Happy jump by girl in nature
10 Ik heb ook gezien hoe zondaars naar het graf werden gedragen. Op de heilige plaats werden ze in het graf gelegd en ze verlieten onder eerbetoon het leven. Maar de rechtvaardigen werden vergeten in de stad. Ook dat is enkel leegte. 11 Omdat een slechte daad niet snel bestraft wordt, is een mensenhart maar al te snel tot het kwaad geneigd. 12 Een zondaar kan wel honderdmaal kwaad doen en toch vele jaren leven. Natuurlijk weet ook ik: het zal een mens die ontzag voor God heeft goed vergaan – want hij heeft toch ontzag voor God? 13 Een zondaar daarentegen zal het slecht vergaan: de schaduw van zijn levensdagen zal niet lengen – want hij heeft toch geen ontzag voor God? 14 Maar is het hier op aarde niet een grote leegte dat rechtvaardigen ten deel valt wat zondaars verdienen, en zondaars wat rechtvaardigen verdienen? Ook dat – zeg ik – is leegte. 15 Daarom prijs ik de vreugde, want er is onder de zon niets beters voor de mens dan dat hij zich aan eten en drinken tegoed doet en geniet. De vreugde is zijn metgezel wanneer hij zwoegt op elke levensdag onder de zon die God hem heeft gegeven.
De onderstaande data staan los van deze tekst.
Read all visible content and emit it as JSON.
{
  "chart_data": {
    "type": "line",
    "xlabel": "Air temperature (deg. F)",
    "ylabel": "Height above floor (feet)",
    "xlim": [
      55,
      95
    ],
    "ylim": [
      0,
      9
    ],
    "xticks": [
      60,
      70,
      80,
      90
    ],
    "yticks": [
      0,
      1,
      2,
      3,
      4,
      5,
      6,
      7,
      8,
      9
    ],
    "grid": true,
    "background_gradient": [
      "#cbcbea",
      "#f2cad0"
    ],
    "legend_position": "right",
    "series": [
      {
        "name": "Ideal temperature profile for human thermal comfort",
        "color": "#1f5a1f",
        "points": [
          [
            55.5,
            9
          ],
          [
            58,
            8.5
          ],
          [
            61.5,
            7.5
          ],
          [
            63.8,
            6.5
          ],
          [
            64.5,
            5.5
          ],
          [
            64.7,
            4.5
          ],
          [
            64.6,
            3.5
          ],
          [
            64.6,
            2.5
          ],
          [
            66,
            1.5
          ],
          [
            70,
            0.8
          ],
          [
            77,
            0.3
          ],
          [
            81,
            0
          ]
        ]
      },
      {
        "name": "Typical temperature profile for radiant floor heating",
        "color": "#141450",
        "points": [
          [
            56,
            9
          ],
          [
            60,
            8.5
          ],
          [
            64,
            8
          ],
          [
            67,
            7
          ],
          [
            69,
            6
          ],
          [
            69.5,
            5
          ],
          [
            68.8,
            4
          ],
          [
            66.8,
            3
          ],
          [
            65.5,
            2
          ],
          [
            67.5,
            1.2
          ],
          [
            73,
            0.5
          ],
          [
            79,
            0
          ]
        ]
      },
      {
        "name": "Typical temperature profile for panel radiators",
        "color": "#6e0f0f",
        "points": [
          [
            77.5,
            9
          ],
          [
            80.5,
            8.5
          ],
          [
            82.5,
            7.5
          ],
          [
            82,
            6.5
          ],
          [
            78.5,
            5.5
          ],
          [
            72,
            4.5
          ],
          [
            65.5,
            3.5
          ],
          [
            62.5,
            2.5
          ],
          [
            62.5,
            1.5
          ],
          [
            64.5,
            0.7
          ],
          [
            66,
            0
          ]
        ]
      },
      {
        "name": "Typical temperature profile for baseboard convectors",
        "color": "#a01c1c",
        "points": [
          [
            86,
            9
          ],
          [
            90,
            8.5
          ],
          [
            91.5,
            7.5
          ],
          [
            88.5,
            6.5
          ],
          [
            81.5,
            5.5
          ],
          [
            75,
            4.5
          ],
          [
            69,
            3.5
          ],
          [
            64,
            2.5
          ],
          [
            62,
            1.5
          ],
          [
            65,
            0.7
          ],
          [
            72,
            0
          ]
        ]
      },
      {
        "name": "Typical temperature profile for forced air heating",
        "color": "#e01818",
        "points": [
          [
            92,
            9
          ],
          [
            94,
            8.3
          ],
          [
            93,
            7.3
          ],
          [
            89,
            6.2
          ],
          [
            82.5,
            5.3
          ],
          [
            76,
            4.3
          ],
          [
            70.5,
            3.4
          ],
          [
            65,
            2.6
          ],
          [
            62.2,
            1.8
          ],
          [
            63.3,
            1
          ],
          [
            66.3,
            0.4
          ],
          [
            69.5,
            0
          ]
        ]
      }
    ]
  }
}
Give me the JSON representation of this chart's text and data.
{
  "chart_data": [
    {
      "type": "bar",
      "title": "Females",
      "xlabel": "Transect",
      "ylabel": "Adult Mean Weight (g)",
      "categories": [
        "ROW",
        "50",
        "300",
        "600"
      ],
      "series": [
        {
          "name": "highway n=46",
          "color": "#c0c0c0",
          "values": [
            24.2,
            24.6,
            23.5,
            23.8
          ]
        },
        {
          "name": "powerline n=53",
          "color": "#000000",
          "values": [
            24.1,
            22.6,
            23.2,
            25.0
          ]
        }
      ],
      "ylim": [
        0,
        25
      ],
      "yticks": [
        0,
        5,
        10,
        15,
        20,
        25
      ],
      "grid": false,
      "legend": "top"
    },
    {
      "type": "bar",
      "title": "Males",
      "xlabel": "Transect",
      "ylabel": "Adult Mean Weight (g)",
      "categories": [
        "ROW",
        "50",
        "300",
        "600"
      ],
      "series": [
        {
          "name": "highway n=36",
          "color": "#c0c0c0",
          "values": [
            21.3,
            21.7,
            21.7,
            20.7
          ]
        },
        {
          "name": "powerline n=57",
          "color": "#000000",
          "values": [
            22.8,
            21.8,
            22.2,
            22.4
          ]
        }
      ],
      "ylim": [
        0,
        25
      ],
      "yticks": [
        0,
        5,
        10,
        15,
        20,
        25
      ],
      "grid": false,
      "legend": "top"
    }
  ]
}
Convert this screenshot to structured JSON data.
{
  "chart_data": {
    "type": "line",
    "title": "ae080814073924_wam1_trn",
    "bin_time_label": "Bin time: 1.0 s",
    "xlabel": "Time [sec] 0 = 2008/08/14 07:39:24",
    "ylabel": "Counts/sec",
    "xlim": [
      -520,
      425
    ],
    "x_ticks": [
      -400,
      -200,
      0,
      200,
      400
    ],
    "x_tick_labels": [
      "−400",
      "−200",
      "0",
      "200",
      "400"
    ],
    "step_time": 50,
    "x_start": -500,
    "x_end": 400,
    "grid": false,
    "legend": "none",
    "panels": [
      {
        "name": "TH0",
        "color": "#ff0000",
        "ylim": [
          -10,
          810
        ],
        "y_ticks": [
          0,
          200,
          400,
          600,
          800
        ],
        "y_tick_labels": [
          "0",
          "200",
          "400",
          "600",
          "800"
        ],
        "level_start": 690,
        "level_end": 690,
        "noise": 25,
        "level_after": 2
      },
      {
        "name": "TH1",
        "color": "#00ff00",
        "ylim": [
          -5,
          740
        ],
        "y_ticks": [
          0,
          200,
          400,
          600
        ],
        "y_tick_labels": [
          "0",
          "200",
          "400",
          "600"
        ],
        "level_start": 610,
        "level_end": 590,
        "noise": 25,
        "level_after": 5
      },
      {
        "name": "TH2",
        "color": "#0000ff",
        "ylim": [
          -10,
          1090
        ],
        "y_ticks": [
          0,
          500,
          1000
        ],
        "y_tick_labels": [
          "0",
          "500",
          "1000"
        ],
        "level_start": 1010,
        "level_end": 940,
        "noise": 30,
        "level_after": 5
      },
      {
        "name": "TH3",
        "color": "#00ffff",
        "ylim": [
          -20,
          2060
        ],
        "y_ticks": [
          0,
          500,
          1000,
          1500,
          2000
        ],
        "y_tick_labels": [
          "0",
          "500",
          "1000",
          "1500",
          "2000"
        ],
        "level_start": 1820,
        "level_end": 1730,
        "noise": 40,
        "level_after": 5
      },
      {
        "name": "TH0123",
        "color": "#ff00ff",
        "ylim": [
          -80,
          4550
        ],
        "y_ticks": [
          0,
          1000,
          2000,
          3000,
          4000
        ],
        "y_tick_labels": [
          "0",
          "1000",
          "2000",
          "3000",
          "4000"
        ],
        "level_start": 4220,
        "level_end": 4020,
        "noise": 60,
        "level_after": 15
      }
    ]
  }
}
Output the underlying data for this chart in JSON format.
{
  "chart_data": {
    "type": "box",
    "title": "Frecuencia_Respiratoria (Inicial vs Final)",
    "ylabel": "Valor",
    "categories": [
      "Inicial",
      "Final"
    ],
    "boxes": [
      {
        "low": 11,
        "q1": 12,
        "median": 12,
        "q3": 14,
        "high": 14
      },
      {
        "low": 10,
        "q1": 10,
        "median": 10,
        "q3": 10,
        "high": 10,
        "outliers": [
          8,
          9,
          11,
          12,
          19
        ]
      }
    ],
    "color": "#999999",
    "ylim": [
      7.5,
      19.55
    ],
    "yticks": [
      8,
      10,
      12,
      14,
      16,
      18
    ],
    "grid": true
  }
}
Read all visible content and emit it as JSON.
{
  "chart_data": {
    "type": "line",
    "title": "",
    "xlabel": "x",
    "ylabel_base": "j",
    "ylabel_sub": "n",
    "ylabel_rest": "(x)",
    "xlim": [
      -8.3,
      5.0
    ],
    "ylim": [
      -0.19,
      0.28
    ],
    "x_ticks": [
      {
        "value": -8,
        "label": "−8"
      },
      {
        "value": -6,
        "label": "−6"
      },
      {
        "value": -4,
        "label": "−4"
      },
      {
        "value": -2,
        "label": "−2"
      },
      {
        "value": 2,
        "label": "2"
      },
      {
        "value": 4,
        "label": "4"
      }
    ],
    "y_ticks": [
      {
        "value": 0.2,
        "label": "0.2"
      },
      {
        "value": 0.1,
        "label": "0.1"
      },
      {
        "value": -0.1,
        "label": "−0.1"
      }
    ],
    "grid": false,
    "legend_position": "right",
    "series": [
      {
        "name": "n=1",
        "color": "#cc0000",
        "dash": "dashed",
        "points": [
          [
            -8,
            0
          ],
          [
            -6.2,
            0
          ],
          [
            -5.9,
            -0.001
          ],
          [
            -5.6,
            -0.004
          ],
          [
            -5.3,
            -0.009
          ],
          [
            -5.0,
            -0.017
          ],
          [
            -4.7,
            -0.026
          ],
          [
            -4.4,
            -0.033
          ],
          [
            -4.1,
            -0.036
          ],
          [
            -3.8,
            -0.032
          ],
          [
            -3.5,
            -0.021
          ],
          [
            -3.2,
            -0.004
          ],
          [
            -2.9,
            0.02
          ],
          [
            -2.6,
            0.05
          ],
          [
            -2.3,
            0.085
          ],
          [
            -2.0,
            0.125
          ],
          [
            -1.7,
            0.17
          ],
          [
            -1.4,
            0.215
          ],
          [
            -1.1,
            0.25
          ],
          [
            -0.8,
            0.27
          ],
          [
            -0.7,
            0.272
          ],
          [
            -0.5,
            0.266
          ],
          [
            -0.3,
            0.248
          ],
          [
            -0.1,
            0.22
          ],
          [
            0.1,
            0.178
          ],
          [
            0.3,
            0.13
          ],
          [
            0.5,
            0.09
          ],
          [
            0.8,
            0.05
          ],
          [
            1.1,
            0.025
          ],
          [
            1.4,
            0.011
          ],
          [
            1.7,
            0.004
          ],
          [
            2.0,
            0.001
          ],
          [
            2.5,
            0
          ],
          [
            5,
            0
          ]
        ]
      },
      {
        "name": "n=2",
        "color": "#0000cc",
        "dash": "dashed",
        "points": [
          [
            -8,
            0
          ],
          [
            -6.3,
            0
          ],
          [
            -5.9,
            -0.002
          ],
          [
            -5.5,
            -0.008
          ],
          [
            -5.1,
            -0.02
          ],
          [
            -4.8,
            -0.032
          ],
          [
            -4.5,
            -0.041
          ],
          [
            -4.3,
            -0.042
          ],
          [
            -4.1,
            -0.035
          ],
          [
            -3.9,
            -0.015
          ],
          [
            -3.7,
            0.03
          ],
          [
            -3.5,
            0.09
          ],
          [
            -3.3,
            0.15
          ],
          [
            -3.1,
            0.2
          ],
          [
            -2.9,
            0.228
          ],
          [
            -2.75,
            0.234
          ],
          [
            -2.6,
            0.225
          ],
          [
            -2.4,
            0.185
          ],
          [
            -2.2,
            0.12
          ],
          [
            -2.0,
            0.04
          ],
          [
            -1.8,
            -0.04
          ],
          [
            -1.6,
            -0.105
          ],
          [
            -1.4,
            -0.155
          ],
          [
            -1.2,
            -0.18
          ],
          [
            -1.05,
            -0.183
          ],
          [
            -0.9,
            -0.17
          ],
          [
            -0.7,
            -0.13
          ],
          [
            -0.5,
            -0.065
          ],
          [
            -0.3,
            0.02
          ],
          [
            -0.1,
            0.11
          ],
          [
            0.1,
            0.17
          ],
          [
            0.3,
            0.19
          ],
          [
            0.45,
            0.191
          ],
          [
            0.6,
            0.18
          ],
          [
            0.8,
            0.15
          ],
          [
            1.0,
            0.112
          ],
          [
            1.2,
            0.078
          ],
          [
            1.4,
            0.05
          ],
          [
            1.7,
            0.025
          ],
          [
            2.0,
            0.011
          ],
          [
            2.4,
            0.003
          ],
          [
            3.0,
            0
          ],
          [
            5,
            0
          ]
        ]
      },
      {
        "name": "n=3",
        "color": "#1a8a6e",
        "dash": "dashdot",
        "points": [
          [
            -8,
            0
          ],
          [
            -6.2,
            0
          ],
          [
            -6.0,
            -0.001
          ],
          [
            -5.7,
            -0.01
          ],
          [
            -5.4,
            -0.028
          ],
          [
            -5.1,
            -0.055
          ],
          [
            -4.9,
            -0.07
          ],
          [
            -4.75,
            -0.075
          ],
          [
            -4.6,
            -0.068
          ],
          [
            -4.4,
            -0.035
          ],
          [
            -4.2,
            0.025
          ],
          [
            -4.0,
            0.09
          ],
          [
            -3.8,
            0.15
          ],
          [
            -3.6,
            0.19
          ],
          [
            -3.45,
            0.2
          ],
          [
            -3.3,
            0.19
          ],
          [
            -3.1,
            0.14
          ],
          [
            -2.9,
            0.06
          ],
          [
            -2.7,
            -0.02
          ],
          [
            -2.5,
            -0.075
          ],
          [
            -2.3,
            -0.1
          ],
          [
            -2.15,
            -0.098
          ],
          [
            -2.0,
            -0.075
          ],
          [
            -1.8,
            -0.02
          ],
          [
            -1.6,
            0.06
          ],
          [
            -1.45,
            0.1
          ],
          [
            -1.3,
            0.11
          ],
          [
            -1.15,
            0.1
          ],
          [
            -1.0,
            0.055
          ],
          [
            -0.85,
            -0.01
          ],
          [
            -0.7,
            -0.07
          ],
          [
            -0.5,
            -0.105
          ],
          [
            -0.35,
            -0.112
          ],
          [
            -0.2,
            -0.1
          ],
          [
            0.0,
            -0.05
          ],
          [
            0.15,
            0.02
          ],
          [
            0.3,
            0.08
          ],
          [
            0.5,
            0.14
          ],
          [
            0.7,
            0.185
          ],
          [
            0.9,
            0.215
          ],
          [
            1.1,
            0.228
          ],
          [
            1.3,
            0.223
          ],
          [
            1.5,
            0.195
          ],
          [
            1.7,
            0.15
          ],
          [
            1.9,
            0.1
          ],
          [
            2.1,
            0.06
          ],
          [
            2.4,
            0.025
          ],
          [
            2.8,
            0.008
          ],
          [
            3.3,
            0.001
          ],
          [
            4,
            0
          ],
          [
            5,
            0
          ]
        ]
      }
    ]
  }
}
16 Ik zocht met heel mijn hart naar wijsheid. Alles wat de mens op aarde onderneemt, wilde ik doorgronden. Nooit geeft hij zijn ogen rust, dag noch nacht, 17 maar de mens is niet in staat, zo heb ik ingezien, de zin te vinden van alles wat God doet onder de zon. Hij tobt zich af en zoekt ernaar, maar hij vindt hem niet, en al zegt de wijze dat hij inzicht heeft, ook hij is niet in staat de zin ervan te vinden.
Prediker 8:15
Maar liefst zeven keer prijst Prediker de vreugde (simcha) aan (Pred. 2:24-26; Pred. 3:12-13; Pred. 5:17-19; Pred. 7:14; Pred. 8:15; Pred. 9:7-10; Pred. 11:7-10). In de joodse traditie wordt zijn geschrift dan ook gelezen tijdens het Loofhuttenfeest, het seizoen van de vreugde. Deze dringende oproep heeft zijn wortels in de Tora, waar de levensvreugde ook wordt geroemd (Deut. 26:11) en een vreugdeloos leven wordt vervloekt (Deut. 28:47). Vandaar dat Prediker een dringende oproep doet om vreugde en genoegen te beleven op het moment dat je daarvoor de kans krijgt (Pred. 11:9). En het is verdrietig als mensen geloof en kerk vaarwel zeggen omdat ze daarin geen vreugde ervoeren. Volgens Prediker is de oproep om van het leven te genieten juist een wijze les in de geloofsopvoeding voor wie jong is.
Vreugde is altijd gedéélde vreugde. Ze verbindt met anderen en in het bijzonder met God, die blijdschap uitdeelt als een bijzonder geschenk. In al je zwoegen de vreugde te vinden, die de schepper aanreikt, is een kunst: leef in zijn wereld als een uitgenodigde gast (Pred. 12:1). Vreugde denkt niet aan morgen, maar ontvangt blij in het heden. Wie het ‘zwitserlevengevoel’ uitstelt tot later, mist niet alleen veel, maar raakt ook zomaar teleurgesteld. Levensvreugde begint in het kleine en eenvoudigste: genieten van eten en drinken. De levenskunst ligt daarbij niet in plat plezier of egoïstisch genoegen (Pred. 2:1vv.), maar in dankbaar genieten van wat God heeft gegeven (Pred. 2:24-25). Wie veel bezit, kan daar lang niet altijd van genieten (Pred. 6:1-2). Het is God zelf die de speciale gave van het genieten aanreikt, als tegendeel van het zwoegen onder de zon.